CAPÍTULO 2
En la “Taberna de los mil puercos” situada en el enclave
comercial de Bolón, Sigmundo, Duque de Tolondra, vaciaba su sexta jarra de cerveza mientras hacía carantoñas a una de las escuálidas camareras del antro, que sentada sobre sus rodillas animaba al caballero a seguir bebiendo, haciendo uso de su condición femenina.
La visita a Doña Genoveva de Brumoise, una de sus múltiples amantes en el reino, había resultado más que satisfactoria. Cortejar a una mujer de su edad siendo un jovenzuelo de tan solo diecisiete años era tarea fácil para él. Había pasado varios días en su compañía, y gracias a sus facultades poéticas y amatorias había conseguido sacar una buena recompensa por sus servicios de acompañamiento. Doña Genoveva le consideraba un consumado espadachín, aunque nada más lejos de la realidad, su maestría radicaba en su capacidad para satisfacer con su grata compañía, poemas, e insuperable sentido de la danza, a las solitarias esposas que suspiraban en sus hogares la vuelta de sus maridos de las interminables guerras fronterizas.
-¡Fabián! exclamó Sigmundo. ¡Más cerveza! para mí y para esta bella dama que me acompaña.
-Al momento Señor Sigmundo, respondió Fabián, el dueño de la taberna.
Sorteando a los múltiples clientes del apestoso antro, entre los que se encontraban los más despreciables habitantes del reino, tales como avaros prestamistas, comerciantes llegados de las más lejanas tierras, soldados de fortuna o desterrados de la más diversa y oscura índole, Fabián consiguió llegar hasta la mesa del Duque.
-Aquí tenéis excelencia.

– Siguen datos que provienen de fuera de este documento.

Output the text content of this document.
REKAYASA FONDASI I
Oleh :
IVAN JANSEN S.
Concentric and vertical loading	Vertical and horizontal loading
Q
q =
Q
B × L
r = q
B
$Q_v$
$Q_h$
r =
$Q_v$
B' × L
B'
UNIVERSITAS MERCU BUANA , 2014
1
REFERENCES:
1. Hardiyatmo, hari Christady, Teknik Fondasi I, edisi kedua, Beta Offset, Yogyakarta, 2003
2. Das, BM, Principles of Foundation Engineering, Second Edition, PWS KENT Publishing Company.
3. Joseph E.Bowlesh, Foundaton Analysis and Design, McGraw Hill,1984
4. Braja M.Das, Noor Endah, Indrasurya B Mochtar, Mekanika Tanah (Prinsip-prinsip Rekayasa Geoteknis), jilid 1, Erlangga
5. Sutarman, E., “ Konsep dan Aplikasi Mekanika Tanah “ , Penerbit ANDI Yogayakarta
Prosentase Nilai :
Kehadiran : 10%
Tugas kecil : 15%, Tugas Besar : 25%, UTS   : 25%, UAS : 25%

Estáis convidado en esta ocasión, dijo el tabernero.
-¿Y a quién debo agradecer el convite? respondió el aludido visiblemente afectado por la bebida.
-El caballero del fondo es quien paga vuestra jarra Señor, dijo Fabián señalando la mesa más escondida y recóndita de la sucia taberna.
Entre las sombras del extremo más alejado del aristócrata seductor, sentado junto a una de las puertas de la Taberna de los mil puercos, un anciano pero imponente caballero vestido de negro que lucía larga trenza, alzó su copa al ver cómo el duque de Tolondra indagaba con la mirada desde su mesa.
-Decid al caballero que agradezco su invitación y que iré a verle en cuanto termine de recitar mis mejores poemas a esta preciosa doncella.
-Por supuesto excelencia, así lo haré sin tardanza.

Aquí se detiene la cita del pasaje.